Cine Debate de agosto tem discussão sobre entendimento e perdão

Na ocasião, foi promovida uma roda de conversa acerca do longa “Hannah Arendt – Ideias que chocaram o mundo”, filme de 2012 da diretora alemã Margarethe von Trotta

Últimas notícias

Na última sexta-feira, 12 de agosto, a Associação Paulista de Medicina realizou mais uma edição on-line de seu tradicional Cine Debate. Na ocasião, foi promovida uma roda de conversa acerca do longa “Hannah Arendt – Ideias que chocaram o mundo”, filme de 2012 da diretora alemã Margarethe von Trotta. A ação cultural da APM, que teve como tema “Entender é diferente de perdoar”, é coordenada por Wimer Bottura Júnior e teve a participação das psicólogas Miriam Tawil e Maria Suzana Stefano Menin como debatedoras convidadas.

A obra cinematográfica descreve o julgamento do nazista Adolf Eichmann, preso na Argentina e julgado em Jerusalém, de modo que Hannah é chamada para cobrir o acontecimento através de uma série de reportagens. Sua visão acerca do Holocausto traz uma abordagem que até então não havia sido realizada, ocasionando um grande escândalo – pois a imigrante judia-alemã sofre uma forte retaliação por parte de amigos e inimigos. Entretanto, ela se mantém firme diante da situação, em uma tentativa de romper ligações com o passado angustiante, revelando os seus lados mais vulneráveis.

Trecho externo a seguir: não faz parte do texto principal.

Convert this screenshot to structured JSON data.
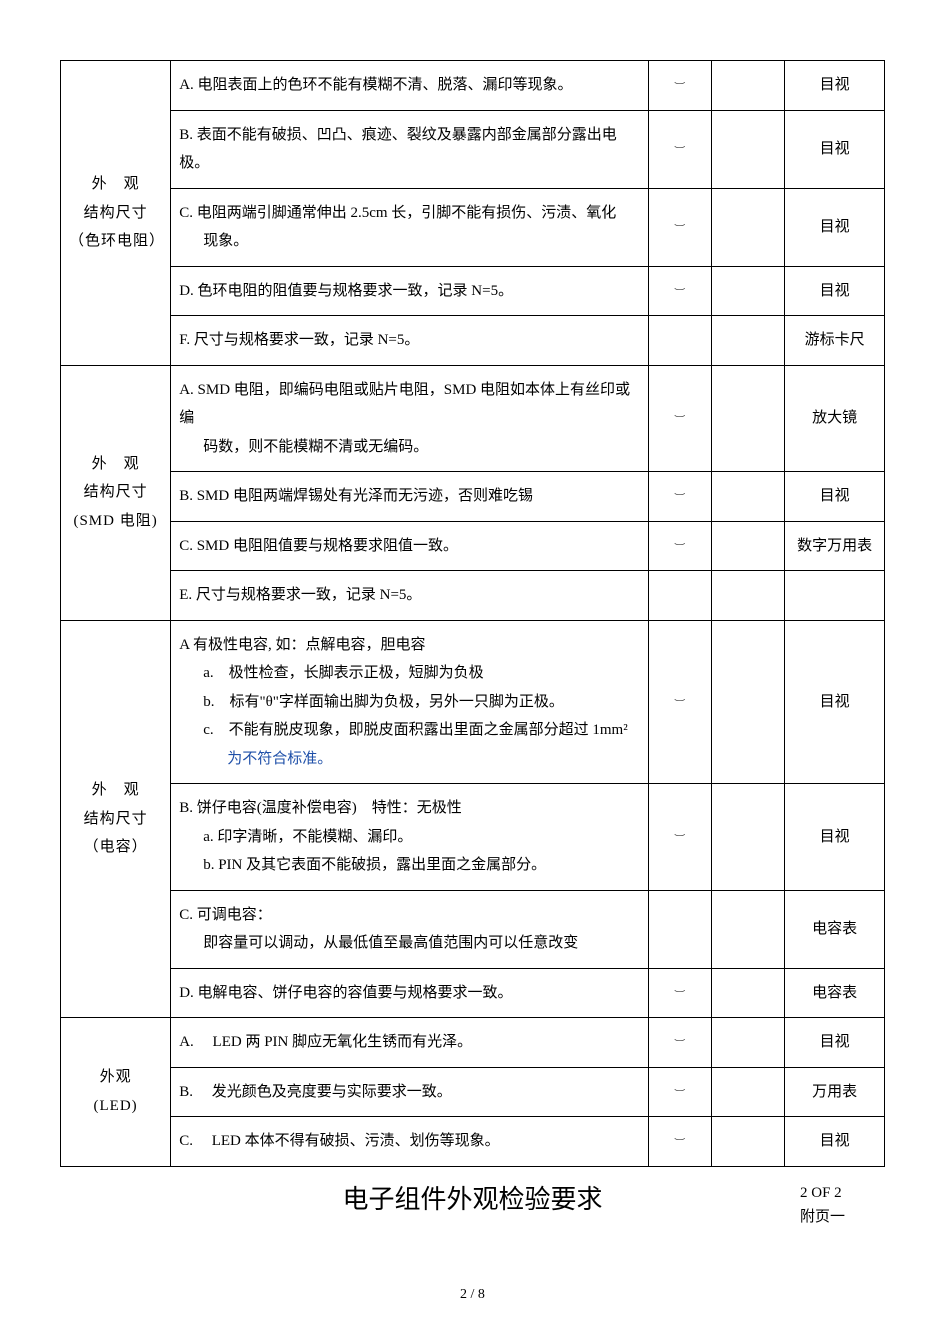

O Cine Debate é um programa que começou em 1997, contando atualmente com mais de 200 edições e mais de 100 debatedores convidados. Para o coordenador, as sessões representam o trabalho da APM em prol da promoção de cultura. “O filme de hoje é extremamente interessante e as nossas debatedoras são altamente qualificadas. A Associação Paulista de Medicina tem muito orgulho do programa”, destacou.

À frente de seu tempo

Durante a análise de Hannah a respeito do julgamento de Eichmann, ela foi responsável por desenvolver a teoria do que se define por “banalidade do mal”. De acordo com a psicóloga Miriam Tawil, é necessário entender a biografia desta notável personalidade, para assim compreender o que a fez ser escalada para cobrir esse grande julgamento.

Hannah Arendt foi uma filósofa nascida na Alemanha, em 1906, que morreu aos 69 anos, nos Estados Unidos. Durante parte de sua vida, migrou de seu país natal para a França, local em que o antissemitismo era notável, de modo que, lá, foi internada no Campo de Gurs, em que mulheres viviam em condições subhumanas, com pouca higiene, colchões mofados por água da chuva e proliferação de doenças, entre outras.

“Havia uma distinção entre campo de concentração e campo de internação, já que no primeiro era colocado quem, efetivamente, estava destinado a ser eliminado. Quando ela foi ao julgamento, viu em Eichmann uma pessoa fria e tola, que não estava representando aquilo que pensava. Para Hannah Arendt, aquele julgamento parecia um grande espetáculo e tudo estava ensaiado porque era isso que o presidente queria. Naquela época, era um grande jogo político”, explicou a debatedora.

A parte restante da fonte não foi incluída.